Kebangkitan dan Pertumbuhan Sora yang Pesat
Diluncurkan pada akhir tahun 2024, Sora dengan cepat mendapatkan daya tarik sebagai pusat konten pendek yang dihasilkan AI. Pengguna membuat berbagai macam video, mulai dari skenario nyata (seperti Michael Jackson mencuri KFC) hingga deepfake yang realistis. OpenAI memperkenalkan Sora sebagai aplikasi mandiri pada bulan September 2025, berupaya memanfaatkan popularitas platform seperti TikTok dan Instagram, namun langkah tersebut memicu gelombang kekhawatiran etika dan hukum.
Reaksi dan Pembatasan
Kelompok advokasi, akademisi, dan pakar industri menyuarakan kekhawatiran atas kemampuan Sora dalam menghasilkan konten berbahaya, termasuk deepfake non-konsensual. OpenAI meresponsnya dengan membatasi penggunaan gambar tokoh masyarakat, namun hal ini dilakukan setelah mendapat tekanan dari pihak perkebunan dan serikat pekerja. Kemudahan penggunaan dan pertumbuhan aplikasi yang pesat membuat aplikasi ini sulit untuk dimoderasi secara efektif.
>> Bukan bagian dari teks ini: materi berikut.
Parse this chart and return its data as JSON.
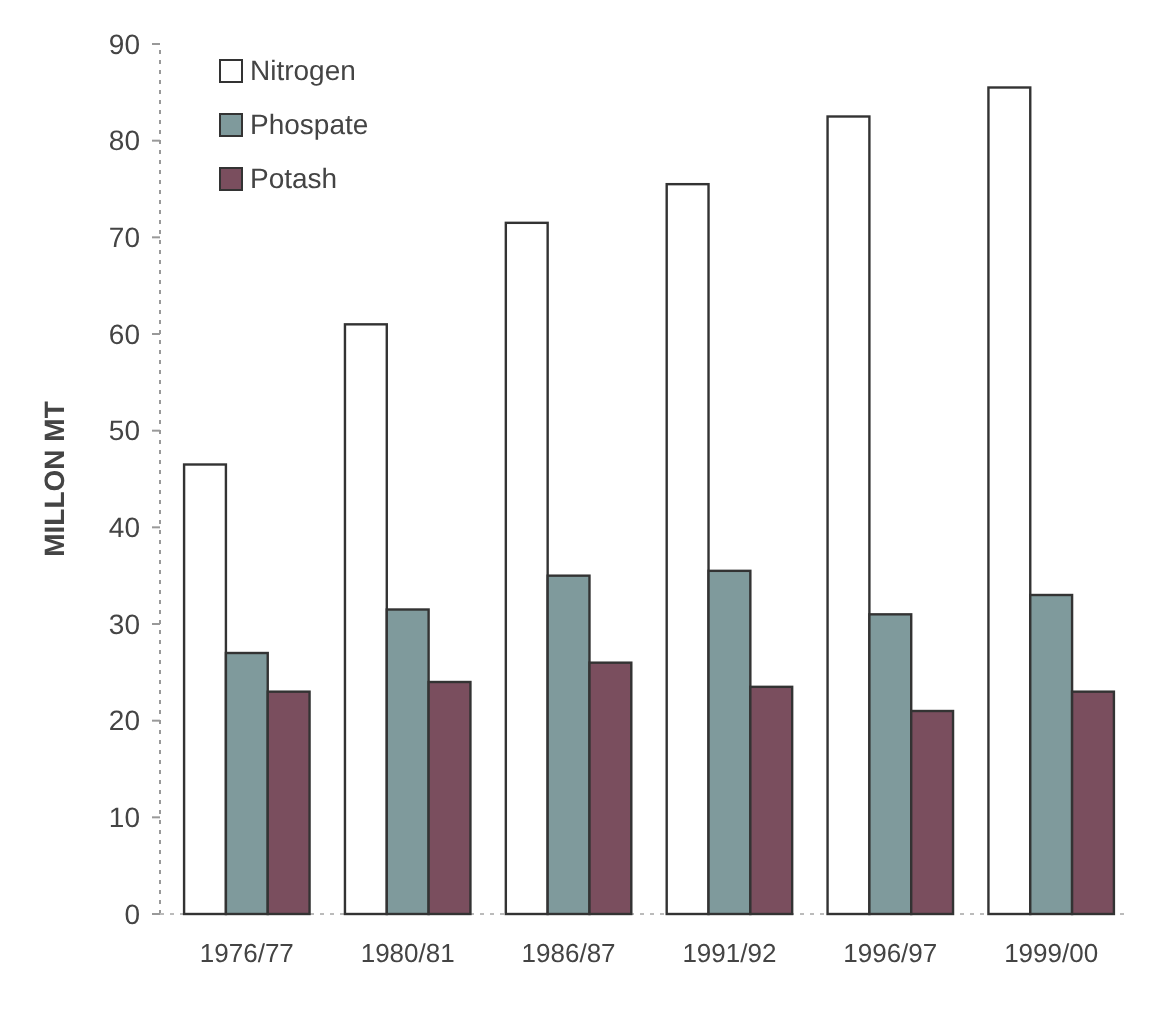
{
  "chart_data": {
    "type": "bar",
    "ylabel": "MILLON MT",
    "categories": [
      "1976/77",
      "1980/81",
      "1986/87",
      "1991/92",
      "1996/97",
      "1999/00"
    ],
    "series": [
      {
        "name": "Nitrogen",
        "color": "#ffffff",
        "values": [
          46.5,
          61,
          71.5,
          75.5,
          82.5,
          85.5
        ]
      },
      {
        "name": "Phospate",
        "color": "#7f9a9c",
        "values": [
          27,
          31.5,
          35,
          35.5,
          31,
          33
        ]
      },
      {
        "name": "Potash",
        "color": "#7a4e5e",
        "values": [
          23,
          24,
          26,
          23.5,
          21,
          23
        ]
      }
    ],
    "ylim": [
      0,
      90
    ],
    "yticks": [
      0,
      10,
      20,
      30,
      40,
      50,
      60,
      70,
      80,
      90
    ],
    "grid": false,
    "legend": "top left"
  }
}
Kemitraan dan Penutupan Disney
Hanya tiga bulan sebelumnya, OpenAI telah menandatangani perjanjian lisensi tiga tahun dengan Disney, yang memungkinkan pengguna Sora membuat video menggunakan karakter dari Marvel, Pixar, dan Star Wars. Namun, keputusan OpenAI untuk menutup Sora tampaknya mencerminkan ketidakmampuan perusahaan untuk mengatasi risiko yang terkait dengan pembuatan video AI yang tidak dibatasi. Disney mengakui langkah tersebut dan menyatakan bahwa mereka menghormati pilihan OpenAI untuk mengubah prioritas.
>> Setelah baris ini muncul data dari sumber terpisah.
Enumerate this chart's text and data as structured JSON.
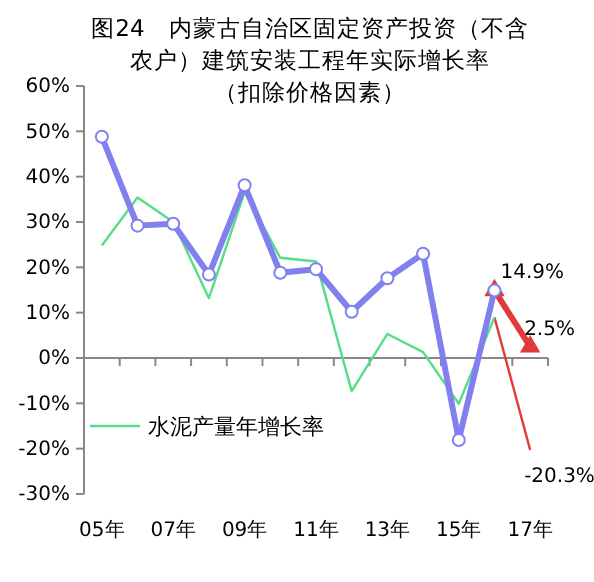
{
  "chart_data": {
    "type": "line",
    "title": "图24　内蒙古自治区固定资产投资（不含农户）建筑安装工程年实际增长率",
    "subtitle": "（扣除价格因素）",
    "categories": [
      "05年",
      null,
      "07年",
      null,
      "09年",
      null,
      "11年",
      null,
      "13年",
      null,
      "15年",
      null,
      "17年"
    ],
    "series": [
      {
        "color": "#8080ee",
        "marker": "circle",
        "values": [
          48.8,
          29.2,
          29.6,
          18.4,
          38.1,
          18.8,
          19.6,
          10.2,
          17.6,
          23,
          -18.1,
          14.9,
          null
        ]
      },
      {
        "name": "水泥产量年增长率",
        "color": "#55dd88",
        "marker": "none",
        "values": [
          24.8,
          35.4,
          30,
          13.2,
          36.6,
          22.1,
          21.3,
          -7.3,
          5.3,
          1.3,
          -10.1,
          9,
          null
        ]
      },
      {
        "color": "#e03a3a",
        "marker": "triangle",
        "values": [
          null,
          null,
          null,
          null,
          null,
          null,
          null,
          null,
          null,
          null,
          null,
          14.9,
          2.5
        ],
        "value_labels": [
          null,
          null,
          null,
          null,
          null,
          null,
          null,
          null,
          null,
          null,
          null,
          "14.9%",
          "2.5%"
        ]
      },
      {
        "color": "#e03a3a",
        "marker": "none",
        "values": [
          null,
          null,
          null,
          null,
          null,
          null,
          null,
          null,
          null,
          null,
          null,
          9,
          -20.3
        ],
        "value_labels": [
          null,
          null,
          null,
          null,
          null,
          null,
          null,
          null,
          null,
          null,
          null,
          null,
          "-20.3%"
        ]
      }
    ],
    "ylim": [
      -30,
      60
    ],
    "yticks": [
      {
        "value": -30,
        "label": "-30%"
      },
      {
        "value": -20,
        "label": "-20%"
      },
      {
        "value": -10,
        "label": "-10%"
      },
      {
        "value": 0,
        "label": "0%"
      },
      {
        "value": 10,
        "label": "10%"
      },
      {
        "value": 20,
        "label": "20%"
      },
      {
        "value": 30,
        "label": "30%"
      },
      {
        "value": 40,
        "label": "40%"
      },
      {
        "value": 50,
        "label": "50%"
      },
      {
        "value": 60,
        "label": "60%"
      }
    ],
    "legend": "left"
  }
}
Dampak dan Rencana Masa Depan
OpenAI telah meyakinkan pengguna bahwa fungsi pembuatan gambar ChatGPT tidak akan terpengaruh. Penutupan Sora menyoroti tantangan dalam menyeimbangkan inovasi dengan pertimbangan etis di bidang kecerdasan buatan yang berkembang pesat.
Insiden ini menggarisbawahi bahwa alat AI generatif yang tidak terkendali dapat menimbulkan risiko yang signifikan, memaksa perusahaan untuk membuat pilihan sulit antara ekspansi dan pengembangan yang bertanggung jawab.
Penutupan Sora yang terjadi secara cepat menunjukkan meningkatnya kesadaran dalam industri teknologi akan perlunya perlindungan yang lebih kuat dan kebijakan moderasi yang lebih proaktif untuk teknologi AI generatif.